Avoid Pipe Problems Caused by Invasive Plants
By Mike Madden
You probably know that trees and other plants require water and nutrients to grow, but did you know that when the ground lacks moisture, their roots will seek out any other available water source? This can result in roots infiltrating and causing damage to leaking or defective sewer pipes or joints.
Some trees, bushes and plants have a more invasive root system than others, so it’s important to know what’s growing near private or public sewer infrastructure. Soil condition can also affect how far roots will travel.
A number of factors can help determine if you might have a root issue. First and foremost: the age of the pipes. Sewer systems installed in the early 1900s were typically clay pipes in 3-foot sections mortared together at their joints. Over time, the mortar begins to crack and fall apart. In the 1960s, plumbers began using rubber gaskets when putting pipes together, but that didn’t address all root issues. It wasn’t until the arrival of PVC that root issues started to diminish. But even PVC isn’t fool proof – root problems can surface if the pipe was installed incorrectly or the joints aren’t glued correctly.
Recommended Trees and Bushes
Regardless of how old your sewer infrastructure is, it is a good idea to stick with trees and bushes that don’t have aggressive root systems if planting near sewer infrastructure. The following tree species could pose problems: ash, sweetgum, poplar and cottonwood, oak (usually lowland varieties), locust, willow, basswood, tulip tree, sycamore, and many acer species (red, sugar, Norway, silver maples, and boxelder). The following bush species also have aggressive root systems: boxwood shrubs, holly bushes and shrubs, and ivy plants.
Trees that are typically recommended near pipes include Amur maple, Japanese maple, dogwood, redbud, and fringetree.

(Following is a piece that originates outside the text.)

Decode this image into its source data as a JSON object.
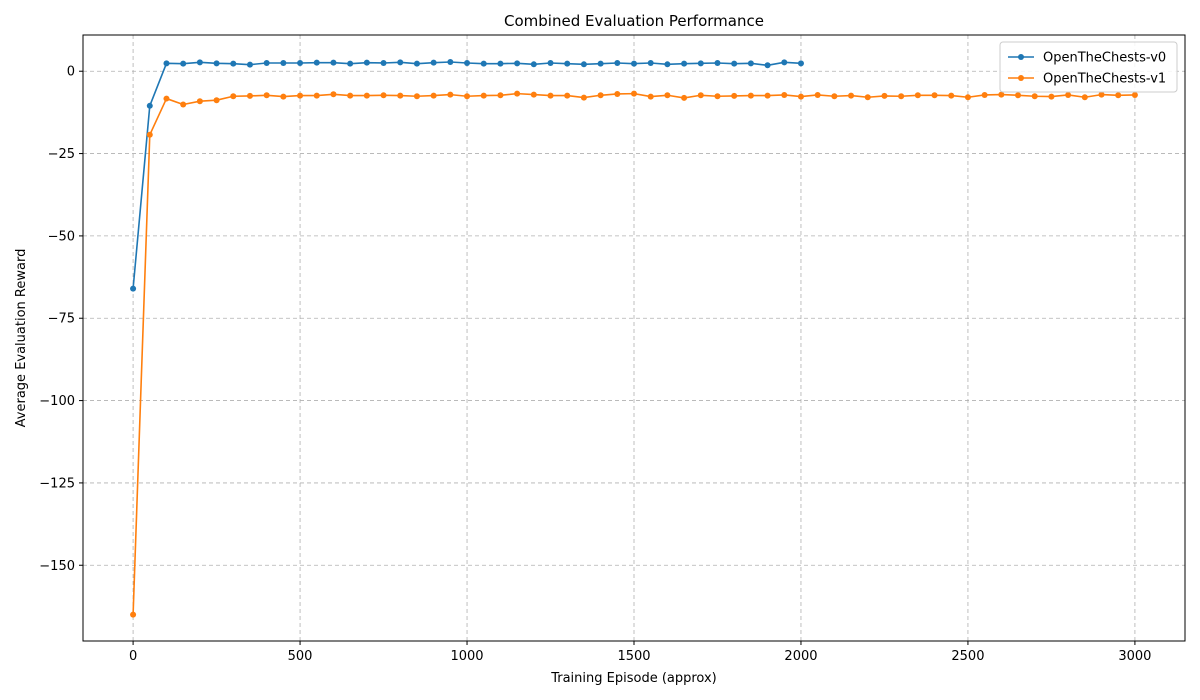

Locating Water or Drainage Lines
Of course, before you can determine the best option, you will need to figure out if there are any water or drainage lines on your property. The first thing you can do it survey your property for manhole covers, water meter covers, and cleanout caps (used for inspection and access points for sewage lines). If you suspect you may have some pipes in areas near trees, you can request a map from public utilities or call 811 to have utilities marked. You can view a map of SD1 infrastructure at our GIS Maps page.
If you suspect your pipe could be affected by roots, you can have a plumber run a camera through the pipe to inspect for trouble areas. This service usually costs between $200 and $300, which may seem pricey, but keep in mind that if you wait until there is a problem, you may end up with two inches of water in your basement and spend thousands on cleaning and restoration.
A service line inspection will tell you where your line goes and what condition the line is in. This helps to avoid surprises and lets you address small issues before they become big issues.